Request for inheritance design suggestion

I have a MyButton class derived from TextButton, that overrides its mouseUp(), mouseDown() and clicked() methods to do what it needs, like:

class MyButton : public TextButton
{
     void mouseUp (const MouseEvent& e) override { /*do something*/ }
     void mouseDown (const MouseEvent& e) override { /* do something else*/ }
     void clicked() override { /* do stuff*/ }
}

Now, I need to implement the same exact behavior, but in a MyOtherButton class that is derived from DrawableButton.

The easiest way to do that would be to simply copy and paste the implementation of those methods over to the new class, like:

class MyOtherButton : public DrawableButton
{
     void mouseUp (const MouseEvent& e) override { /*do something*/ }
     void mouseDown (const MouseEvent& e) override { /* do something else*/ }
     void clicked() override { /* do stuff*/ }
}

but this feels wrong because it isn’t much D.R.Y., and also because if I have to change some of the implemented behavior in the future, I wish the change to be consistent in both classes. With this design, the only way to keep them in sync requires me to remember to apply the same changes to both, which I don’t like very much.

Is there some clean solution for this that I have overlooked?

1 Like

What about a new class, that is a Button::Listener AND a MouseListener?

class ButtonFeedback : public Button::Listener, public MouseListener
{
public:
    void mouseUp (const MouseEvent &event) override { /* do something */ }
    void mouseDown (const MouseEvent& e) override { /* do something else*/ }
    void buttonClicked (Button *) override { /* do stuff */ }
}

ScopedPointer<ButtonFeedback> feedback = new ButtonFeedback;
myButton.addListener (feedback);
myButton.addMouseListener (feedback);

Or you can even add ButtonFeedback as a member of your button aggregating the behaviour you want…

class MyButton : public TextButton
{
public:
    MyButton ()
    {
        feedback = new ButtonFeedback;
        addListener (feedback);
        addMouseListener (feedback);
    }
private:
    ScopedPointer<ButtonFeedback> feedback;
}

Or you can even put the addListener into the constructor of the ButtonFeedback:

ButtonFeedback (Button* b)
{
    b->addListener (this);
    b->addMouseListener (this);
}

Just as an idea…

Thanks @daniel, that’s actually something I was considering right now.

Another approach that I was thinking about is somehow similar to the one you proposed, inverting the ownership relation:

class MyButtonDriver : public Button::Listener, public MouseListener
{
public:
    MyButtonDriver (Button* drivenButton) : button (drivenButton) 
    {
         button->addListener (this);
         button->addMouseListener (this);
    }
    
    void mouseUp (const MouseEvent &event) override { /* do something */ }
    void mouseDown (const MouseEvent& e) override { /* do something else*/ }
    void buttonClicked (Button *) override { /* do stuff */ }

private:
    ScopedPointer <Button> button;
}

This way, I don’t even need to create my derived classes for the various types of Buttons, I will simply need to create them and then wrap them into an instance of MyButtonDriver for each, like

DrawableButton* drawableButton = new DrawableButton ( ... );
MyButtonDriver forDrawable (drawableButton);

TextButton* textButton = new TextButton ( ... );
MyButtonDriver forText (textButton);

Does this make sense to your eyes as well?

That’s a good idea…
I like the idea to transfer the ownershit to the MyButtonDriver class… :slight_smile:
I would then add to the MyButtonDriver:

Button* getButton() { return button; }

and create the thing in one line, so you don’t accidently keep and delete the drawableButton, because the ownership is already handled in the MyButtonDriver:

MyButtonDriver forDrawable (new DrawableButton ( ... ));

But if you need to call some other methods on the drawableButton it certainly makes sense not to call getButton() each time…

1 Like

Yes, the getButton() method is definitely needed.

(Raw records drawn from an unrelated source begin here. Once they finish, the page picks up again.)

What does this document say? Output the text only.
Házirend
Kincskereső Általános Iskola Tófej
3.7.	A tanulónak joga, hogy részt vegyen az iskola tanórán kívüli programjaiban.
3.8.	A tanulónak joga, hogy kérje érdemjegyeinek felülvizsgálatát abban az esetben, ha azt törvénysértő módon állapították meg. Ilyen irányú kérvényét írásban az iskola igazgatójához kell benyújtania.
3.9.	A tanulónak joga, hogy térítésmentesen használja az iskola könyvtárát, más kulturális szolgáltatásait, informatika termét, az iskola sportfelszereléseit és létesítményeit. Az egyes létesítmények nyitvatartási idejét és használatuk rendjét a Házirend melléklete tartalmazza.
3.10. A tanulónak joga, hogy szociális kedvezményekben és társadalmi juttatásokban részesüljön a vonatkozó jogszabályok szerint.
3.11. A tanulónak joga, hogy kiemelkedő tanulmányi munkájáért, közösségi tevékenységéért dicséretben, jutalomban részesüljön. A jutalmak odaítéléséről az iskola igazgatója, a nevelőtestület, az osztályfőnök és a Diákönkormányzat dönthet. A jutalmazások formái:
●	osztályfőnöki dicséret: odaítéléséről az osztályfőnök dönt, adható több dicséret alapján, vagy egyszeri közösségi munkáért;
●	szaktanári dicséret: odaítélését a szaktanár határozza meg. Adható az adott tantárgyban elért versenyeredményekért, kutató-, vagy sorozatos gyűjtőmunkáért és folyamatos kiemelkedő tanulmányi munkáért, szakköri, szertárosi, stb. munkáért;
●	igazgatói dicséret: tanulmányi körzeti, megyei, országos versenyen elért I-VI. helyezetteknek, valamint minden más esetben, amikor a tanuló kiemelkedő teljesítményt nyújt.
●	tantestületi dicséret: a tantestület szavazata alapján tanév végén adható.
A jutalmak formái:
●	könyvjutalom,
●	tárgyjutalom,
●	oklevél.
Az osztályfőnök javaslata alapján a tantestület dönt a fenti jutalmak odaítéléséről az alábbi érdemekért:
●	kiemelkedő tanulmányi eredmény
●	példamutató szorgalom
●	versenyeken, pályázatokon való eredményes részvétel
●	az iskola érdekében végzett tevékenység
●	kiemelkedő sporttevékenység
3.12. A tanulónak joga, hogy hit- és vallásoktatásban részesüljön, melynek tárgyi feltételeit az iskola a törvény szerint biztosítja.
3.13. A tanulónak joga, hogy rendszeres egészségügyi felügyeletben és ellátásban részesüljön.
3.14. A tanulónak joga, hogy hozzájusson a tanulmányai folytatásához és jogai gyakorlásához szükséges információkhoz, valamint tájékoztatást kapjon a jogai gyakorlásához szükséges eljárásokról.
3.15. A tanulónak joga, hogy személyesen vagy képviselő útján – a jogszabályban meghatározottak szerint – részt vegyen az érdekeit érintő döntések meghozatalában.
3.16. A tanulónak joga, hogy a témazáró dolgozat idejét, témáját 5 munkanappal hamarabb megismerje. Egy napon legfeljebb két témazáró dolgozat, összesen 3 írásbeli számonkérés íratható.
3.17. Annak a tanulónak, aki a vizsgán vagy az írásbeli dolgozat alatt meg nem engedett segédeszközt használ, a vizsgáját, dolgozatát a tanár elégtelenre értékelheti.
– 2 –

Perhaps also a way to specify whether the MyButtonDriver should take ownership of the button or just drive it without deleting it on destruction?

Hmm, then you can’t work with the ScopedPointer…
So you need an alternative Button* pointer, that feels wrong to me.
You can do that, but it adds a lot of conditionals in simple tasks.
Or you work with a raw pointer and add a flag, if the pointer shall be destroyed upon destruction of the driver.

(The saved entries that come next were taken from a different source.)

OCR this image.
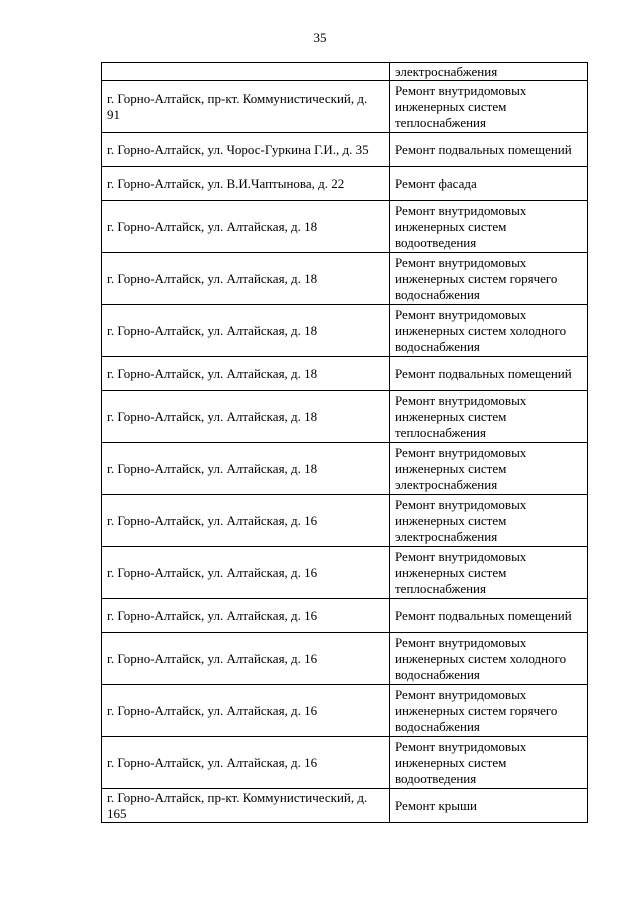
35
	электроснабжения
г. Горно-Алтайск, пр-кт. Коммунистический, д. 91	Ремонт внутридомовых инженерных систем теплоснабжения
г. Горно-Алтайск, ул. Чорос-Гуркина Г.И., д. 35	Ремонт подвальных помещений
г. Горно-Алтайск, ул. В.И.Чаптынова, д. 22	Ремонт фасада
г. Горно-Алтайск, ул. Алтайская, д. 18	Ремонт внутридомовых инженерных систем водоотведения
г. Горно-Алтайск, ул. Алтайская, д. 18	Ремонт внутридомовых инженерных систем горячего водоснабжения
г. Горно-Алтайск, ул. Алтайская, д. 18	Ремонт внутридомовых инженерных систем холодного водоснабжения
г. Горно-Алтайск, ул. Алтайская, д. 18	Ремонт подвальных помещений
г. Горно-Алтайск, ул. Алтайская, д. 18	Ремонт внутридомовых инженерных систем теплоснабжения
г. Горно-Алтайск, ул. Алтайская, д. 18	Ремонт внутридомовых инженерных систем электроснабжения
г. Горно-Алтайск, ул. Алтайская, д. 16	Ремонт внутридомовых инженерных систем электроснабжения
г. Горно-Алтайск, ул. Алтайская, д. 16	Ремонт внутридомовых инженерных систем теплоснабжения
г. Горно-Алтайск, ул. Алтайская, д. 16	Ремонт подвальных помещений
г. Горно-Алтайск, ул. Алтайская, д. 16	Ремонт внутридомовых инженерных систем холодного водоснабжения
г. Горно-Алтайск, ул. Алтайская, д. 16	Ремонт внутридомовых инженерных систем горячего водоснабжения
г. Горно-Алтайск, ул. Алтайская, д. 16	Ремонт внутридомовых инженерных систем водоотведения
г. Горно-Алтайск, пр-кт. Коммунистический, д. 165	Ремонт крыши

Sold, I’ll leave that ownership matter out for the moment, and will add it at a later time if the need arises.

Now I’m tempted to make this a class template that takes the Button subclass as its argument, so that the getButton() method returns the correct class and I won’t need to dynamic_cast it.

1 Like

You could also template the base class and use the “MyButton” as a skeleton implementation over a button interface, thus solving all problems (?). Until concepts arrive, use SFINAE or a static assert together with std::is_base_of to avoid illegal non-button arguments.